SFM’s UMF 11 states in its entirety:

“On June 9, 2010, [SFM] claim representative Nicki Vang sent a letter to William
Berg which stated, in part:
‘This letter will confirm our telephone call of June 9, 2010 wherein we
tendered our insured’s $100,000 Policy Limit in settlement of your client’s
injury claim. Our offer is inclusive of any and all liens, specifically the
military lien, and any derivative claim.’ Satisfaction of all liens was an integral part of [SFM’s], pursuant to [SFM] policy.
[SFM] would not have tendered its insureds’ policy limits without the
understanding that all liens, including the [MSJH] lien, or medical bills, were to
be satisfied from the policy limits.”

In response to UMF 11, Berg cites evidence which tends to show that the “alleged”
MSJH lien was not drafted, perfected or even in existence until February 2011 and
thus, it was not contemplated by the parties to the settlement and was not part of the
settlement agreement, which was consummated several months before. Under such
circumstances, the Court finds Berg’s evidence to be sufficient to establish the
existence of a triable issue of material fact relating to whether there was an actual
“meeting of the minds” for the satisfaction of the MSJH lien and because UMF 11 is
common to all six (6) issues presented for summary adjudication, that motion must be
denied as to all causes of action which also results in denial of summary judgment on
the entire cross-complaint. (See, Nazir at 252 (citing Weil & Brown, Civil Procedure
Before Trial, Ch.10:95.1).)

SFM’s UMF 23 asserts:

“On March 17, 2011, Nicki Vang sent a letter which stated, in part: ‘Enclosed is
our settlement draft in the amount of $97,652.48,’ and a settlement check made
payable to ‘Berg Injury Lawyers Valera Fetterman Baham and [sic].’ [SFM]
believed that Berg’s office was going to satisfy the [MSJH] lien from the
settlement proceeds.”

In response, Berg contends that it gave no reason to believe Berg would satisfy the
MSJH lien especially since Berg “had already made it clear to [SFM] that [Berg] did not
consider the alleged lien valid or enforceable.” The Court finds that Berg has
presented evidence sufficient to show a triable issue of material fact with respect to
UMF 23 as well since that evidence must be construed liberally and because UMF 23
is common to all six (6) issues presented for summary adjudication, the motion must
be denied as to all causes of action and as to the entire cross-complaint.

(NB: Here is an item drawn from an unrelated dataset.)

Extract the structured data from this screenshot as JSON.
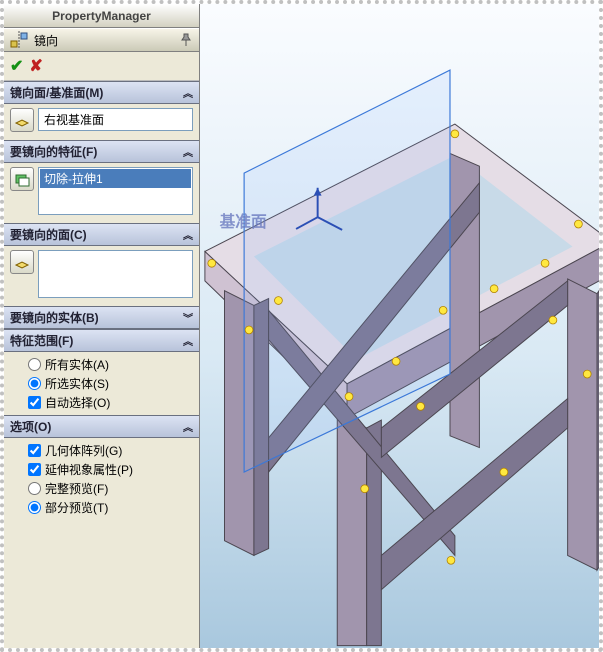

SFM’s UMF 26 quotes deposition testimony to the effect that the subject release was
signed by a person (Larry Burkes) whom the deponent “understood” was an
“employee” of Berg but the evidence cited in response to UMF 26 indicates that Mr.
Burkes was not an employee, only an independent contractor who was not authorized
to enter into any agreement on Berg’s behalf. This evidence is more than sufficient to
create a triable issue of material fact relating to UMF 26 and since UMF 26 is also
common to all six (6) issues presented for summary adjudication, both the summary
adjudication and the summary judgment motion must be denied.

This minute order is effective immediately. Pursuant to CRC Rule 3.1312, counsel for
Berg to prepare an order which conforms to Code of Civil Procedure §437c(g).